Scientists using NASA's James Webb Space Telescope have unveiled one of the most comprehensive high-resolution visualizations of dark matter to date.
Published Monday in the journal Nature Astronomy, the results demonstrate a precise overlap between this mysterious substance and the visible matter that constitutes our universe.
"Previously, we were looking at a blurry picture of dark matter. Now we're seeing the invisible scaffolding of the universe in stunning detail," said Diana Scognamiglio, lead author of the paper and an astrophysicist at NASA's Jet Propulsion Laboratory in Southern California.

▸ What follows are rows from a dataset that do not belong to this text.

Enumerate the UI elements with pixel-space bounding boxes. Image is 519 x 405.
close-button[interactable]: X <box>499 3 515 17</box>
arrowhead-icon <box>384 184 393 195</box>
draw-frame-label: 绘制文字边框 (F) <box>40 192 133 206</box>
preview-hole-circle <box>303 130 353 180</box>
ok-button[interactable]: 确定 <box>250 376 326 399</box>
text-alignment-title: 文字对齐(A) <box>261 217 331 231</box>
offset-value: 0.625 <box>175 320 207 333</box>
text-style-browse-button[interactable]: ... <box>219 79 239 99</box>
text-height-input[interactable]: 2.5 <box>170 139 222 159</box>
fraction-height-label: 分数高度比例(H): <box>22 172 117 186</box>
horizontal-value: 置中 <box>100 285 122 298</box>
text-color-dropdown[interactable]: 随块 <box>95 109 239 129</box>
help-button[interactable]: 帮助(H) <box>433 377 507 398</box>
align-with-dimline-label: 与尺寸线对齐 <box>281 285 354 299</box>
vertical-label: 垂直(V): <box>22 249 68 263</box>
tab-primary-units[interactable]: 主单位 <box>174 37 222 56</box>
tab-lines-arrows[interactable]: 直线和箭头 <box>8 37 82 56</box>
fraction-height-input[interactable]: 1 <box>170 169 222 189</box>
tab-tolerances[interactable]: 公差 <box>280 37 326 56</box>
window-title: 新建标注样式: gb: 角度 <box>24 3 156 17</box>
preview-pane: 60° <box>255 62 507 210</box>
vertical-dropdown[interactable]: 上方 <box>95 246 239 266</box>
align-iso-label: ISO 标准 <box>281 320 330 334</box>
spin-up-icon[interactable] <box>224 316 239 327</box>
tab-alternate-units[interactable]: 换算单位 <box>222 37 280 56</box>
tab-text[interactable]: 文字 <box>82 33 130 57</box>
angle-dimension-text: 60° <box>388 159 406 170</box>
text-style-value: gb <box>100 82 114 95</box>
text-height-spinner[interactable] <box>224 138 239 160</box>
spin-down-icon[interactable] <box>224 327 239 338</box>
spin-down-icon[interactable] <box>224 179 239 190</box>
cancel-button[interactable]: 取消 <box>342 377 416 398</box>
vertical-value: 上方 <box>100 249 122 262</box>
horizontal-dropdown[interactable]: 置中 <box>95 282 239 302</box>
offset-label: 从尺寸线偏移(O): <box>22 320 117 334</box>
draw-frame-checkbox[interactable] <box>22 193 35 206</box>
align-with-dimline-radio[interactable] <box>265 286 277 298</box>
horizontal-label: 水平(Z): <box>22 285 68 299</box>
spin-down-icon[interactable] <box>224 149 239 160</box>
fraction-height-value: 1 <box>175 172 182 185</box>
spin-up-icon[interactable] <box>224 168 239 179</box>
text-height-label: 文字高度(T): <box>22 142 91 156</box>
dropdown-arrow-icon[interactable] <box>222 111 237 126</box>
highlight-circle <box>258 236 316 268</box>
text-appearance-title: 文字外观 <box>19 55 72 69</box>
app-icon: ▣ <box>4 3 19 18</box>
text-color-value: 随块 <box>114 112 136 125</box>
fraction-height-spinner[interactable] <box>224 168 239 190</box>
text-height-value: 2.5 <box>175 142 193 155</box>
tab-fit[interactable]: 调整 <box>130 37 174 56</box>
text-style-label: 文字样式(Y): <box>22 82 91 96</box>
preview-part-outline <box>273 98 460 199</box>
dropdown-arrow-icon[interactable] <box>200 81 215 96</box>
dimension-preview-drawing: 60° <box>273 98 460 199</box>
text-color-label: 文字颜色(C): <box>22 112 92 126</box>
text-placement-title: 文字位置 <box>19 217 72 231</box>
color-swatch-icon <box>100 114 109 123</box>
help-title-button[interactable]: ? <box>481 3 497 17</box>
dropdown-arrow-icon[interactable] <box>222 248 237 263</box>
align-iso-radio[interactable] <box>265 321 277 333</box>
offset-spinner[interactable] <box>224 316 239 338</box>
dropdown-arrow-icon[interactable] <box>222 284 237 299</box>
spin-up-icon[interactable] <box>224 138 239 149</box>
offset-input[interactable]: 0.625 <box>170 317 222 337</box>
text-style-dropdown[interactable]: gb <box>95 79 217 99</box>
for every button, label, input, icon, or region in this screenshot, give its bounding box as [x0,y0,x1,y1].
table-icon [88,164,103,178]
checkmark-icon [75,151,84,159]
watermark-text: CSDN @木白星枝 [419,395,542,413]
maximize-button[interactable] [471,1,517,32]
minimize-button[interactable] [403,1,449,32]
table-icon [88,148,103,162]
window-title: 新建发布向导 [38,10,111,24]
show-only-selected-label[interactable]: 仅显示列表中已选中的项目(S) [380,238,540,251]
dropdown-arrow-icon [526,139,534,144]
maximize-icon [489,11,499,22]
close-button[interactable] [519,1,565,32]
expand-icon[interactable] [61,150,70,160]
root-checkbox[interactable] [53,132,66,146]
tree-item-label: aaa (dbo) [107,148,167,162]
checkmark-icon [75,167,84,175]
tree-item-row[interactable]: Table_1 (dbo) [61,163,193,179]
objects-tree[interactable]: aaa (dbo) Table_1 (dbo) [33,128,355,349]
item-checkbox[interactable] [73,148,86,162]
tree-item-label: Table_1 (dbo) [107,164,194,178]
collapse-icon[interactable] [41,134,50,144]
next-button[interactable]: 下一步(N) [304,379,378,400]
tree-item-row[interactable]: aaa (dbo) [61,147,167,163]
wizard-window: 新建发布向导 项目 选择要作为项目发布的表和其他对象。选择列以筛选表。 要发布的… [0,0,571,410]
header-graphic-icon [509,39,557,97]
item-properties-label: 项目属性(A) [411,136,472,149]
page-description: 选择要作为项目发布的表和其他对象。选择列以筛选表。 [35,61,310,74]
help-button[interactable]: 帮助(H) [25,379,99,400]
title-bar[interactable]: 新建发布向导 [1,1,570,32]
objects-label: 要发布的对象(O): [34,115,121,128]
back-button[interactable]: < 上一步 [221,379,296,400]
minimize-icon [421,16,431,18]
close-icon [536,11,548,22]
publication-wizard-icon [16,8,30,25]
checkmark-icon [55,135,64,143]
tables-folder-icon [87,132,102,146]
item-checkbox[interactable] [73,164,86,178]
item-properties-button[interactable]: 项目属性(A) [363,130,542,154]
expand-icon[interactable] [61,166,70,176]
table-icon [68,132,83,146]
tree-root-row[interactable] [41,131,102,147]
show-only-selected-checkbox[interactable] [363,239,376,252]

Scognamiglio noted that the map is "the largest dark matter map we've made with Webb, and it's twice as sharp as any dark matter map made by other observatories."

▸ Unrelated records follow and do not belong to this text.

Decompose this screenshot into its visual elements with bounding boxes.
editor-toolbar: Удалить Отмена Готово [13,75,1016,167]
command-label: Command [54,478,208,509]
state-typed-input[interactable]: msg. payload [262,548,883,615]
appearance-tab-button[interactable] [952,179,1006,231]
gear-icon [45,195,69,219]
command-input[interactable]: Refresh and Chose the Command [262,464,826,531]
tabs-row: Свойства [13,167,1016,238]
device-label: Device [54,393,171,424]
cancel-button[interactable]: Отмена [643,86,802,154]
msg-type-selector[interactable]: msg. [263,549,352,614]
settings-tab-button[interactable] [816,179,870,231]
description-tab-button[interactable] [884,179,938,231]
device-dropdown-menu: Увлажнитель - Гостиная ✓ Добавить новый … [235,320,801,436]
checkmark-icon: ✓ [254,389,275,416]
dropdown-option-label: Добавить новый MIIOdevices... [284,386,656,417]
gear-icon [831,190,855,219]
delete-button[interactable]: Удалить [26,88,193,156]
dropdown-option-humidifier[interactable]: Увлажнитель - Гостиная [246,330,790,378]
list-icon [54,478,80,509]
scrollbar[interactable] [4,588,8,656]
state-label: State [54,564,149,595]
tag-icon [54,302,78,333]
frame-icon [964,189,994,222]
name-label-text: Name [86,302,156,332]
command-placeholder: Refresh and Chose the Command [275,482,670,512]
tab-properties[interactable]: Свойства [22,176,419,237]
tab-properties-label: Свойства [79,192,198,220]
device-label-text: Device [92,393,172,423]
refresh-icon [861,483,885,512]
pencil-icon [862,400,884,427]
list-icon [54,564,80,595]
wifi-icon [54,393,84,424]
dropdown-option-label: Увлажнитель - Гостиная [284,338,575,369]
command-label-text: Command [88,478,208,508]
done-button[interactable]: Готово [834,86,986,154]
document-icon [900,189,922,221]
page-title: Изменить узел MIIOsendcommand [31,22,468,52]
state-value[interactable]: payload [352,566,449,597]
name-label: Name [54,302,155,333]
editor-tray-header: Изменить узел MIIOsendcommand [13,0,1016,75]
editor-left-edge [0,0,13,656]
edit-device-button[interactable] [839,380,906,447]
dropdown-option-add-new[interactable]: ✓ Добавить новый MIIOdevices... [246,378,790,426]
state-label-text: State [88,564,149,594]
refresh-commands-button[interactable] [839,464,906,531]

By surveying a specific section of the sky for approximately 255 hours, the telescope identified nearly 800,000 galaxies.
Scientists mapped the dark matter by observing how its mass curves space itself, which bends light traveling to Earth from distant galaxies. The research findings show that "wherever we see a big cluster of thousands of galaxies, we also see an equally massive amount of dark matter in the same place."
Researchers emphasized that this material's gravity pulled regular matter toward it throughout cosmic history, creating the conditions necessary for planets and life.
"This map provides stronger evidence that without dark matter, we might not have the elements in our galaxy that allowed life to appear," said astrophysicist Jason Rhodes, a coauthor of the paper.